À quoi rêve un gamin de 13 ans qui regarde sa mère détester son ex-mari et observe son père s’enfoncer doucement mais sûrement dans la précarité ? A oublier cette réalité, évidemment. Et pour oublier cette réalité, à boire, étonnement. Enfant du divorce, Théo trimballe ses affaires d’un appartement à l’autre, d’une semaine à l’autre, son comportement (fatigue, somnolence, manque de concentration, interros ratées…) commence à inquiéter Hélène Destrée, sa prof de sciences au lycée. Alertée par la mémoire de sa peau, Hélène – ancienne enfant battue – pense avoir affaire à un cas de maltraitance et se met en tête de surveiller le jeune garçon afin de le protéger.

Enfant du divorce, Théo trimballe ses affaires d’un appartement à l’autre, d'une semaine à l'autre

Elle est loin de s’imaginer que la situation familiale dans laquelle évolue Théo le pousse à s’enivrer grâce à des fonds d’alcool récupérés ici et là ou des bouteilles achetées à des grands. Dans sa fuite, Théo – dont le fantasme est d’atteindre le coma éthylique (on croit rêver…) – entraîne son ami Mathis dont la mère, Cécile, ne voit pas d’un très bon œil cette amitié. Femme au foyer soumise à un homme qui l’a dressée jusque dans sa façon de parler, Cécile découvre que son mari a une double vie sur Internet, semant sur son blog et sur les forums de discussion des propos abjects sur les femmes, les homos, les Juifs et les étrangers…

Hélène, Théo, Mathis, Cécile – ces quatre personnages prennent la parole à tour de rôle pour donner corps au nouveau livre de Delphine de Vigan – Les loyautés.

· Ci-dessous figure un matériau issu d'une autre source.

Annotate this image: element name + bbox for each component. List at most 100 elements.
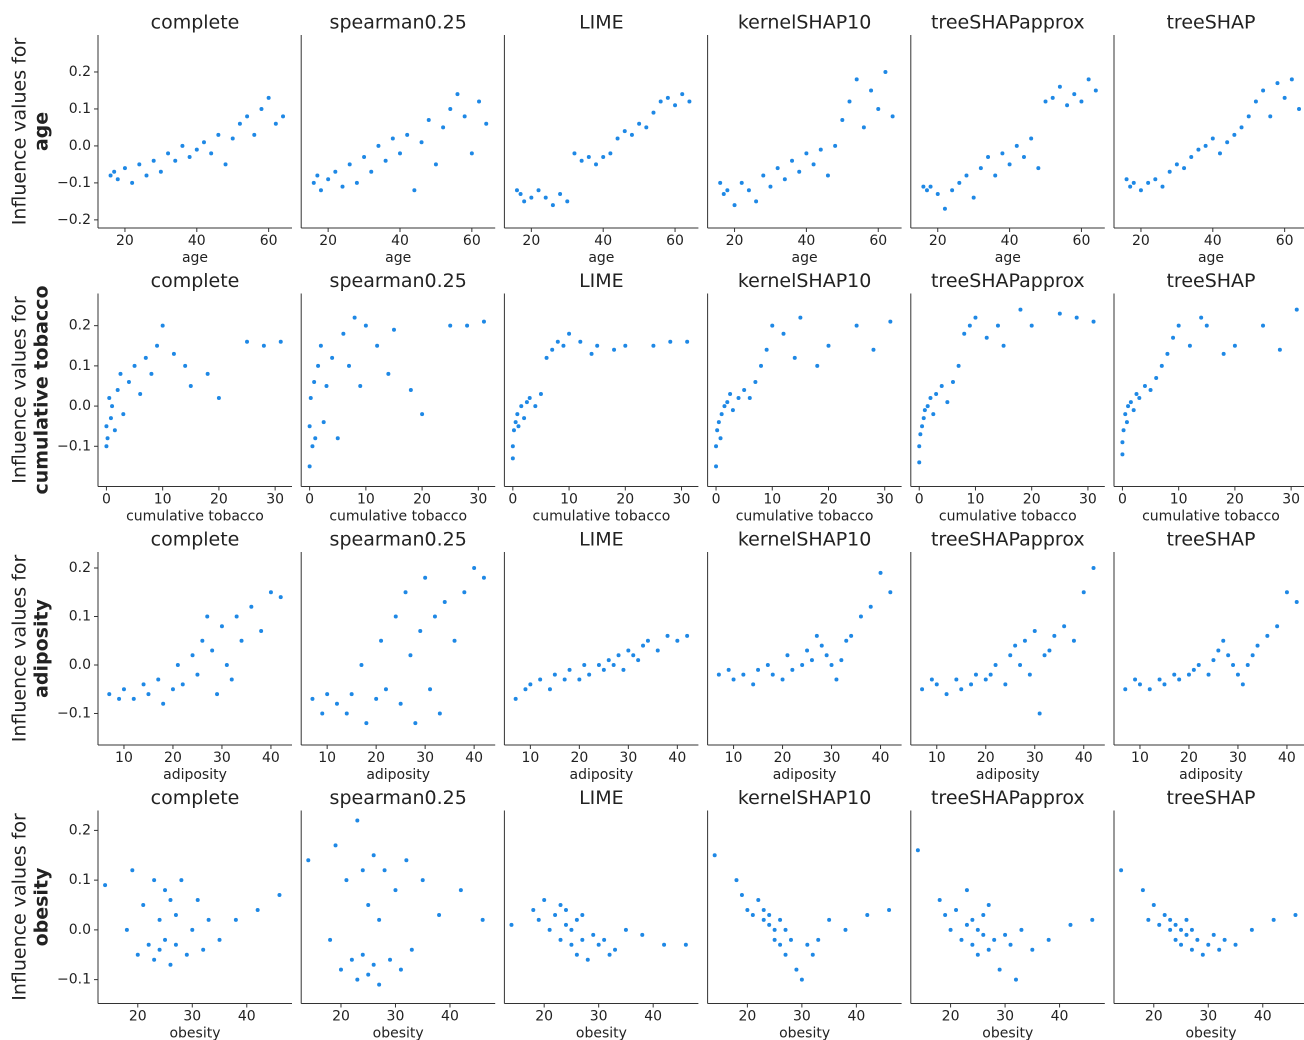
scatter-point [772, 937, 777, 942]
x-axis-label: adiposity [773, 767, 837, 783]
y-axis-label: Influence values for [9, 296, 31, 484]
scatter-point [1172, 672, 1177, 677]
scatter-point [1140, 888, 1145, 893]
scatter-point [1195, 937, 1200, 942]
scatter-point [579, 158, 584, 163]
scatter-point [1268, 114, 1273, 119]
scatter-point [547, 687, 552, 692]
x-tick-label: 20 [820, 492, 838, 508]
scatter-point [675, 638, 680, 643]
scatter-point [981, 932, 986, 937]
scatter-point [1217, 151, 1222, 156]
scatter-point [569, 942, 574, 947]
scatter-point [798, 315, 803, 320]
scatter-point [143, 355, 148, 360]
scatter-point [320, 711, 325, 716]
scatter-point [761, 173, 766, 178]
scatter-point [1021, 155, 1026, 160]
scatter-point [865, 912, 870, 917]
x-axis-label: obesity [1185, 1026, 1236, 1040]
scatter-point [268, 590, 273, 595]
scatter-point [1091, 566, 1096, 571]
x-tick-label: 30 [619, 750, 637, 766]
scatter-point [959, 687, 964, 692]
scatter-point [201, 140, 206, 145]
scatter-point [929, 677, 934, 682]
scatter-point [1126, 404, 1131, 409]
scatter-point [515, 412, 520, 417]
scatter-point [756, 667, 761, 672]
scatter-point [939, 383, 944, 388]
scatter-point [363, 323, 368, 328]
x-tick-label: 20 [535, 1009, 553, 1025]
x-tick-label: 30 [823, 750, 841, 766]
scatter-point [346, 363, 351, 368]
scatter-point [1255, 643, 1260, 648]
scatter-point [596, 662, 601, 667]
scatter-point [1235, 672, 1240, 677]
y-tick-label: 0.1 [69, 101, 91, 117]
scatter-point [519, 404, 524, 409]
y-tick-label: 0.0 [69, 657, 91, 673]
y-axis-label: Influence values for [9, 38, 31, 226]
scatter-point [1211, 932, 1216, 937]
scatter-point [1294, 307, 1299, 312]
x-axis-label: adiposity [570, 767, 634, 783]
scatter-point [481, 319, 486, 324]
scatter-point [448, 106, 453, 111]
panel-title: complete [151, 270, 240, 292]
scatter-point [510, 456, 515, 461]
y-axis-feature: cumulative tobacco [31, 285, 53, 494]
scatter-point [616, 653, 621, 658]
scatter-point [194, 147, 199, 152]
x-tick-label: 40 [1278, 750, 1296, 766]
scatter-point [324, 383, 329, 388]
scatter-point [550, 347, 555, 352]
scatter-point [200, 638, 205, 643]
scatter-point [1217, 947, 1222, 952]
scatter-point [623, 927, 628, 932]
scatter-point [1159, 363, 1164, 368]
scatter-point [306, 858, 311, 863]
scatter-point [536, 188, 541, 193]
scatter-point [433, 162, 438, 167]
scatter-point [1222, 937, 1227, 942]
scatter-point [121, 687, 126, 692]
scatter-point [747, 396, 752, 401]
scatter-point [683, 942, 688, 947]
scatter-point [751, 682, 756, 687]
scatter-point [1184, 917, 1189, 922]
y-axis-feature: obesity [31, 867, 53, 946]
scatter-point [739, 180, 744, 185]
scatter-point [428, 687, 433, 692]
scatter-point [1027, 672, 1032, 677]
scatter-point [622, 129, 627, 134]
scatter-point [437, 711, 442, 716]
panel-title: treeSHAPapprox [931, 787, 1085, 809]
scatter-point [1043, 99, 1048, 104]
scatter-point [719, 412, 724, 417]
scatter-point [1072, 92, 1077, 97]
x-tick-label: 20 [319, 233, 337, 249]
scatter-point [249, 604, 254, 609]
scatter-point [144, 173, 149, 178]
scatter-point [714, 464, 719, 469]
scatter-point [316, 363, 321, 368]
scatter-point [234, 614, 239, 619]
scatter-point [465, 323, 470, 328]
scatter-point [685, 339, 690, 344]
scatter-point [1245, 662, 1250, 667]
panel-title: kernelSHAP10 [738, 529, 871, 551]
scatter-point [107, 396, 112, 401]
scatter-point [217, 937, 222, 942]
scatter-point [462, 590, 467, 595]
scatter-point [1086, 77, 1091, 82]
scatter-point [665, 95, 670, 100]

L’auteur à succès (Rien ne s’oppose à la nuit – triomphe en librairies, D’après une histoire vraie – prix Renaudot et Goncourt des lycéens, récemment adapté au cinéma par Roman Polanski) explore ici des thématiques hyper-contemporaines pour en dénoncer la violence. Delphine de Vigan réussit une parfaite description de la brutalité sourde qui contrôle notre quotidien, multipliant les scènes fortes – comme ce cours de gym durant lequel Théo est humilié devant ses camarades par une prof sans pitié, symbole d’une pédagogie d’un autre temps. Moins personnel que ses autres livres (encore que… on n’en sait rien), Les loyautés est un roman de société qui nous ouvre les yeux sur les dérives d’une jeunesse tentée par la culture du binge drinking et autres pratiques extrêmes.

Les loyautés, Delphine de Vigan, Lattès, 206 p.